Ahead of Joe Biden's first address to Congress, in April 2021, an opinion piece in the Wall Street Journal ran with the title: "America voted for a rest, not a revolution." America thought it had elected a soothing old man, but beneath this faux transitional pope lurked a revolutionary who wanted to rebuild America, with his Build Back Better plan.
"Elected as Not Trump, Joe Biden aspires to be the second incarnation of Franklin Delano Roosevelt [president from 1933-1945, the father of the New Deal who transformed America after the 1929 crisis]," wrote the business daily's commentator. Comparisons could also be made with Lyndon B. Johnson (1963-1968), John F. Kennedy's underrated successor because of his involvement in Vietnam, but who passed some of the biggest social and anti-segregation laws in the US.
Three years on, as Biden delivers the final State of the Union address of this presidential term on Thursday, March 7, the Wall Street Journal's piece proved prescient. Biden has by no means reconciled an America torn between Trumpists and Democrats. On the contrary, he has profoundly changed it. Or rather, America has changed profoundly under his tenure, and the point is to distinguish between what can be credited to the Democratic president and what was brought about by the markets.
With six months to go before the election, the economic picture is bright. Inflation has fallen back to 1.8%, after peaking at 9.1% in June 2022; unemployment is at or near record lows at 3.7%; real wages are rising, especially at the lower end of the scale; the country is producing more oil than ever, funding a huge investment plan in energy and microprocessors, and throwing its weight behind artificial intelligence, sending Wall Street soaring.
No one is talking about secular stagnation anymore, as they did in the 2010s. And the term "Rust Belt," referring to the deindustrialized states that got Donald Trump elected in 2016, has disappeared from the newspapers.

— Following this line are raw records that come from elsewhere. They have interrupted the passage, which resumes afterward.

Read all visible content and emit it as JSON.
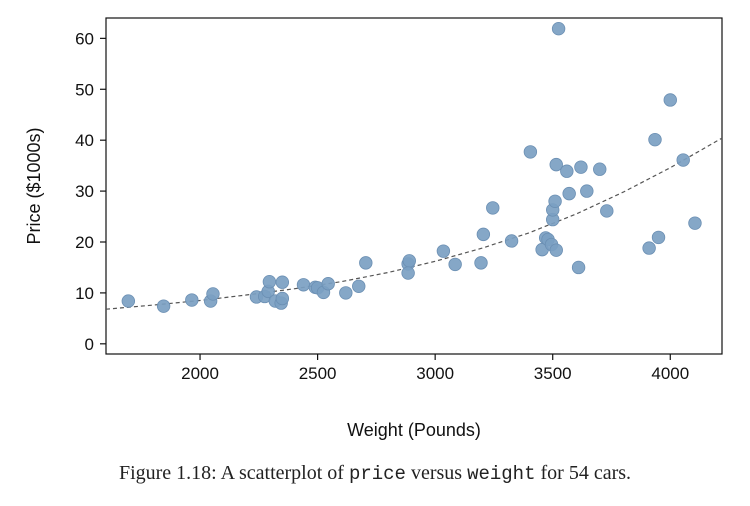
{
  "chart_data": {
    "type": "scatter",
    "xlabel": "Weight (Pounds)",
    "ylabel": "Price ($1000s)",
    "xlim": [
      1600,
      4220
    ],
    "ylim": [
      -2,
      64
    ],
    "xticks": [
      2000,
      2500,
      3000,
      3500,
      4000
    ],
    "yticks": [
      0,
      10,
      20,
      30,
      40,
      50,
      60
    ],
    "grid": false,
    "point_color": "#7b9fc2",
    "point_edge_color": "#6b8fb3",
    "trend_line": {
      "style": "dashed",
      "color": "#555555",
      "points": [
        {
          "x": 1600,
          "y": 6.8
        },
        {
          "x": 1800,
          "y": 7.6
        },
        {
          "x": 2000,
          "y": 8.5
        },
        {
          "x": 2200,
          "y": 9.6
        },
        {
          "x": 2400,
          "y": 10.8
        },
        {
          "x": 2600,
          "y": 12.2
        },
        {
          "x": 2800,
          "y": 14.0
        },
        {
          "x": 3000,
          "y": 16.2
        },
        {
          "x": 3200,
          "y": 18.8
        },
        {
          "x": 3400,
          "y": 21.8
        },
        {
          "x": 3600,
          "y": 25.5
        },
        {
          "x": 3800,
          "y": 29.8
        },
        {
          "x": 4000,
          "y": 34.6
        },
        {
          "x": 4220,
          "y": 40.4
        }
      ]
    },
    "points": [
      {
        "x": 1695,
        "y": 8.4
      },
      {
        "x": 1845,
        "y": 7.4
      },
      {
        "x": 1965,
        "y": 8.6
      },
      {
        "x": 2045,
        "y": 8.4
      },
      {
        "x": 2055,
        "y": 9.8
      },
      {
        "x": 2240,
        "y": 9.2
      },
      {
        "x": 2275,
        "y": 9.3
      },
      {
        "x": 2290,
        "y": 10.3
      },
      {
        "x": 2295,
        "y": 12.2
      },
      {
        "x": 2320,
        "y": 8.4
      },
      {
        "x": 2345,
        "y": 8.0
      },
      {
        "x": 2350,
        "y": 8.9
      },
      {
        "x": 2350,
        "y": 12.1
      },
      {
        "x": 2440,
        "y": 11.6
      },
      {
        "x": 2490,
        "y": 11.1
      },
      {
        "x": 2500,
        "y": 11.0
      },
      {
        "x": 2525,
        "y": 10.1
      },
      {
        "x": 2545,
        "y": 11.8
      },
      {
        "x": 2620,
        "y": 10.0
      },
      {
        "x": 2675,
        "y": 11.3
      },
      {
        "x": 2705,
        "y": 15.9
      },
      {
        "x": 2885,
        "y": 15.7
      },
      {
        "x": 2890,
        "y": 16.3
      },
      {
        "x": 2885,
        "y": 13.9
      },
      {
        "x": 3035,
        "y": 18.2
      },
      {
        "x": 3085,
        "y": 15.6
      },
      {
        "x": 3195,
        "y": 15.9
      },
      {
        "x": 3205,
        "y": 21.5
      },
      {
        "x": 3245,
        "y": 26.7
      },
      {
        "x": 3325,
        "y": 20.2
      },
      {
        "x": 3405,
        "y": 37.7
      },
      {
        "x": 3455,
        "y": 18.5
      },
      {
        "x": 3470,
        "y": 20.8
      },
      {
        "x": 3480,
        "y": 20.5
      },
      {
        "x": 3495,
        "y": 19.5
      },
      {
        "x": 3500,
        "y": 24.4
      },
      {
        "x": 3500,
        "y": 26.3
      },
      {
        "x": 3510,
        "y": 28.0
      },
      {
        "x": 3515,
        "y": 35.2
      },
      {
        "x": 3515,
        "y": 18.4
      },
      {
        "x": 3525,
        "y": 61.9
      },
      {
        "x": 3560,
        "y": 33.9
      },
      {
        "x": 3570,
        "y": 29.5
      },
      {
        "x": 3610,
        "y": 15.0
      },
      {
        "x": 3620,
        "y": 34.7
      },
      {
        "x": 3645,
        "y": 30.0
      },
      {
        "x": 3700,
        "y": 34.3
      },
      {
        "x": 3730,
        "y": 26.1
      },
      {
        "x": 3910,
        "y": 18.8
      },
      {
        "x": 3935,
        "y": 40.1
      },
      {
        "x": 3950,
        "y": 20.9
      },
      {
        "x": 4000,
        "y": 47.9
      },
      {
        "x": 4055,
        "y": 36.1
      },
      {
        "x": 4105,
        "y": 23.7
      }
    ]
  },
  "caption": {
    "prefix": "Figure 1.18: A scatterplot of ",
    "var1": "price",
    "middle": " versus ",
    "var2": "weight",
    "suffix": " for 54 cars."
  }
}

First observation: America is becoming more industrial again. Trump dreamed of it, but Biden made it happen. The president has succeeded in implementing an unprecedented industrial policy, with a massive program of subsidies for semiconductors and renewable energies. The spending, mostly in the form of tax credits, has yet to flow, but the pump has been primed with massive investments in renewables and semiconductor plants worth between $10 billion and $40 billion, built by TSMC, Samsung, Intel and Micron. Asian and European investors are flocking to the US domestic market, attracted by subsidies and cheap energy.